A lithium extraction method uses lower heat, reduces waste, recovers industrial materials, and could lower production costs for battery supply chains.
Researchers at the Massachusetts Institute of Technology and partner institutions have developed a lower-temperature process for extracting lithium from hard rock minerals, a method they say could cut production costs, reduce energy use, and reduce mining waste. The process produces battery-grade lithium materials while also recovering alumina and silica as industrial products.
Lithium demand has increased as lithium-ion batteries are used in electric vehicles, consumer electronics, and energy storage systems. Although countries including the United States, Europe, and Australia hold large lithium reserves, China continues to dominate lithium refining. One of the main difficulties is processing hard rock minerals such as spodumene into battery-ready lithium compounds.
Conventional hard rock extraction requires heating spodumene above 1,000°C before using chemical leaching to separate lithium. The remaining rock is discarded as waste. The process consumes large amounts of energy and is generally more expensive than extracting lithium from brine deposits.

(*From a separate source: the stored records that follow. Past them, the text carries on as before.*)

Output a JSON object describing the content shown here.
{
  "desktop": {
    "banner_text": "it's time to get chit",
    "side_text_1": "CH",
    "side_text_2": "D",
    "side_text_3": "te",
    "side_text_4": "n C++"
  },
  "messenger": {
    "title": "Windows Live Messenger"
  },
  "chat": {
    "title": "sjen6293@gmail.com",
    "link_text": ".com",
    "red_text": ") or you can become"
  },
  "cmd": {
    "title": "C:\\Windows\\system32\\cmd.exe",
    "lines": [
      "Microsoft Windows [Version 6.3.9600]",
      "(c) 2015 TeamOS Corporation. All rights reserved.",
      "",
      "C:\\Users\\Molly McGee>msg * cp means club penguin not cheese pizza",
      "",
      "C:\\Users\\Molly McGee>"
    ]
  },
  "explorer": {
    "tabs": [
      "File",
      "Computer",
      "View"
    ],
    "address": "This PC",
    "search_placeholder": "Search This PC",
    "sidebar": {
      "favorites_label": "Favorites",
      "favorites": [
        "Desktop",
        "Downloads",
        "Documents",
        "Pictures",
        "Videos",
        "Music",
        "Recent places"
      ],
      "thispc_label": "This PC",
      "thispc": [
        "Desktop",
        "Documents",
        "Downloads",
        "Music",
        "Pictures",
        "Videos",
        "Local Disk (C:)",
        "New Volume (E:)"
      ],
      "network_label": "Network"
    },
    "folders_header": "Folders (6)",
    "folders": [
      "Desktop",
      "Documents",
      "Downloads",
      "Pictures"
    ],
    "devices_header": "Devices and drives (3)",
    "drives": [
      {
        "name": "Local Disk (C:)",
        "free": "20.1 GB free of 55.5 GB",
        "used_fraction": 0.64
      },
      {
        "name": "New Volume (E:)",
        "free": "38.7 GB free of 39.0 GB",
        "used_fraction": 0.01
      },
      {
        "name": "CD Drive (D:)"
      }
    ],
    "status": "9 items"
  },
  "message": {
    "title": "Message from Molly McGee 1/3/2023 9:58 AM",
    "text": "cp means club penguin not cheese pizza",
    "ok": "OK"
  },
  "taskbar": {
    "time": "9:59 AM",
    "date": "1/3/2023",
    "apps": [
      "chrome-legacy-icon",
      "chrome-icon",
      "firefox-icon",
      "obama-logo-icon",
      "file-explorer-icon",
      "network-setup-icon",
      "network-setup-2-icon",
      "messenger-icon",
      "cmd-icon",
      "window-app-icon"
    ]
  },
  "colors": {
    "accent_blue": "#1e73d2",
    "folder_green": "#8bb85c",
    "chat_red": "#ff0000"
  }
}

The new approach replaces the high-temperature step with a liquid reagent system based on water and ammonium fluoride. Instead of leaving silica behind, as conventional methods do, the researchers dissolved the silica first to break apart the mineral structure at room temperature. The method allowed the team to dissolve spodumene without the heat normally required in lithium refining.
After dissolving the rock, the researchers separated its three main components — lithium, aluminum, and silica — into products. The team produced lithium fluoride, lithium hydroxide, and lithium carbonate, all used in battery production. Aluminum was refined into smelter-grade alumina, while silica was recovered for use in cement materials.
The process was also designed as a closed-loop system. Ammonium fluoride and water used during extraction can be recovered and reused. Ammonia gas released during the reaction is captured and reapplied to regenerate the original chemicals, reducing waste generation close to zero.
Researchers estimate the process could reduce hard rock lithium extraction costs by roughly half, making it more competitive with lithium production from brine sources. The team tested the method on 17 spodumene samples collected from different regions around the world and reported consistent results across varying mineral compositions.
The researchers later evaluated whether the process could scale commercially by studying spodumene supply, energy requirements, reagent recovery, production volumes, and demand for the co-products generated during extraction.